Whenever President Donald Trump rolls out his space policy, along with his pick for NASA administrator, he will have to pass it through Congress. Sen. Ted Cruz, who is working on a new NASA authorization bill, will be one player in that process. Cruz’s fellow Texas, Rep John Culberson, is another. As PBS recently noted, Culberson’s enthusiasms run beyond what one would think would be for a congressman from Houston near where the Johnson Spaceflight Center is located.
Culberson is a big proponent of exploring Europa, the ice-bound ocean Moon Of Jupiter, Europa is thought to harbor an ocean beneath a layer of ice that is warmed by the tidal forces exerted by the gas giant Jupiter.
Many scientists believe that the ocean may harbor alien life. Toward the goal of finding out, Culberson has been campaigning to send a probe to the moon of Jupiter for about a decade.
Culberson started to get results when he became the chair of the House appropriations subcommittee that funds NASA. The Europa Clipper is now on NASA’s manifest to be launched on board a heavy-lift Space Launch System rocket in the early to mid-2020s. A Europa lander is also scheduled, but the Trump administration is trying to cancel that mission.
Europa is not the only “ocean world” of the outer solar system. Enceladus, a Moon Of Saturn, is another ice-bound world with an ocean beneath. Titan, another moon of Saturn, has oceans of liquid ethane and methane.

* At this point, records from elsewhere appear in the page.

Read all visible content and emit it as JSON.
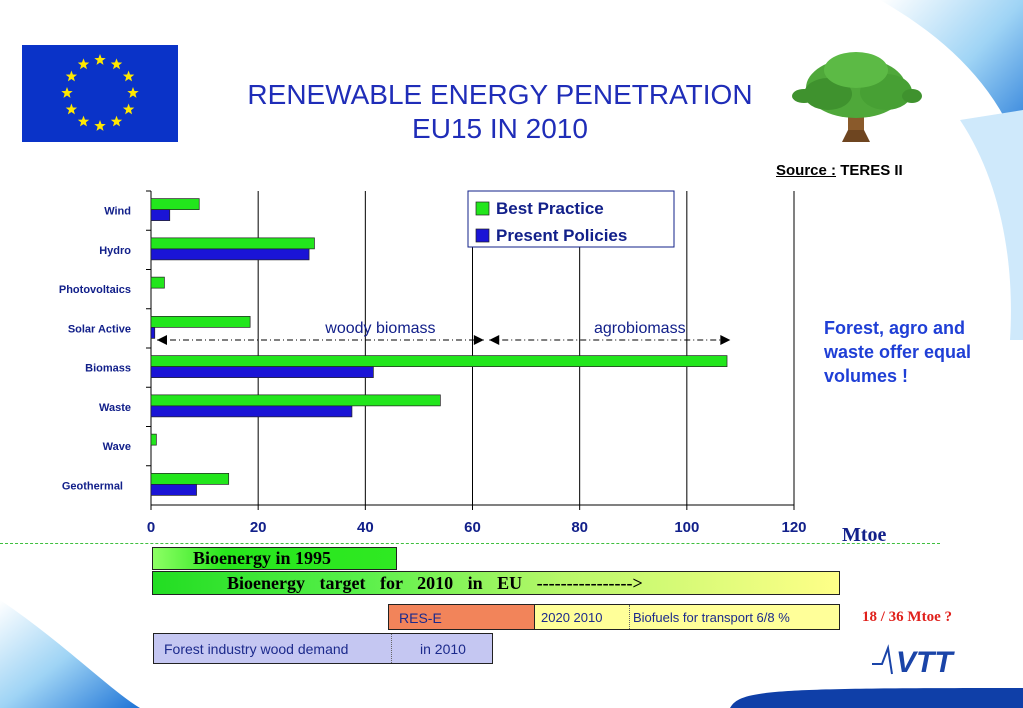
{
  "title_line1": "RENEWABLE ENERGY PENETRATION",
  "title_line2": "EU15 IN 2010",
  "source_label": "Source :",
  "source_value": "TERES II",
  "side_note": "Forest, agro and waste offer equal volumes !",
  "unit_label": "Mtoe",
  "bioenergy_1995": "Bioenergy in 1995",
  "bioenergy_target": "Bioenergy target for 2010 in EU ---------------->",
  "rese_label": "RES-E",
  "transport_year": "2020   2010",
  "transport_label": "Biofuels for transport 6/8 %",
  "mtoe_note": "18  / 36 Mtoe ?",
  "forest_label": "Forest industry wood demand",
  "forest_year": "in 2010",
  "logo_text": "VTT",
  "colors": {
    "best_practice": "#22e61c",
    "present_policies": "#1a14d6",
    "title": "#1f2db8",
    "eu_flag": "#0a33c8",
    "eu_star": "#ffe800"
  },
  "icons": [
    "eu-flag-icon",
    "tree-icon",
    "vtt-logo-icon"
  ],
  "chart_data": {
    "type": "bar",
    "orientation": "horizontal",
    "categories": [
      "Wind",
      "Hydro",
      "Photovoltaics",
      "Solar Active",
      "Biomass",
      "Waste",
      "Wave",
      "Geothermal"
    ],
    "series": [
      {
        "name": "Best Practice",
        "values": [
          9,
          30.5,
          2.5,
          18.5,
          107.5,
          54,
          1,
          14.5
        ]
      },
      {
        "name": "Present Policies",
        "values": [
          3.5,
          29.5,
          0,
          0.7,
          41.5,
          37.5,
          0,
          8.5
        ]
      }
    ],
    "xticks": [
      "0",
      "20",
      "40",
      "60",
      "80",
      "100",
      "120"
    ],
    "xlim": [
      0,
      120
    ],
    "xlabel": "",
    "ylabel": "",
    "grid": "vertical",
    "legend": "top-right",
    "annotations": [
      {
        "text": "woody biomass",
        "x_range": [
          0,
          61
        ]
      },
      {
        "text": "agrobiomass",
        "x_range": [
          62,
          107
        ]
      }
    ]
  }
}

Pluto, which was recently visited by the New Horizon space probe, is thought to have an interior ocean as well.
Much of the discussion of Trump’s coming space policy consists of the question of whether to continue directly going to Mars or to return to the moon first, with indications that the latter is favored. But for any space policy to gain the approval of Culberson, is is going to have to contain an active ocean worlds exploration element.
Any space policy is going to have to accommodate a number of interests, of which Culberson’s is one.
Sometime within the next ten years, if all goes well, people on Earth will receive images and video of the strangest alien landscape that has ever been visited by either robot or human, an ice-bound landscape that resembles the ninth circle of Hell as imagined by Dante.
Because of the intense radiation environment of that part of Jupiter space, humans will not be visiting Europa for a long time. But even before that, the discoveries that may be made could profoundly change how we view our place in the universe.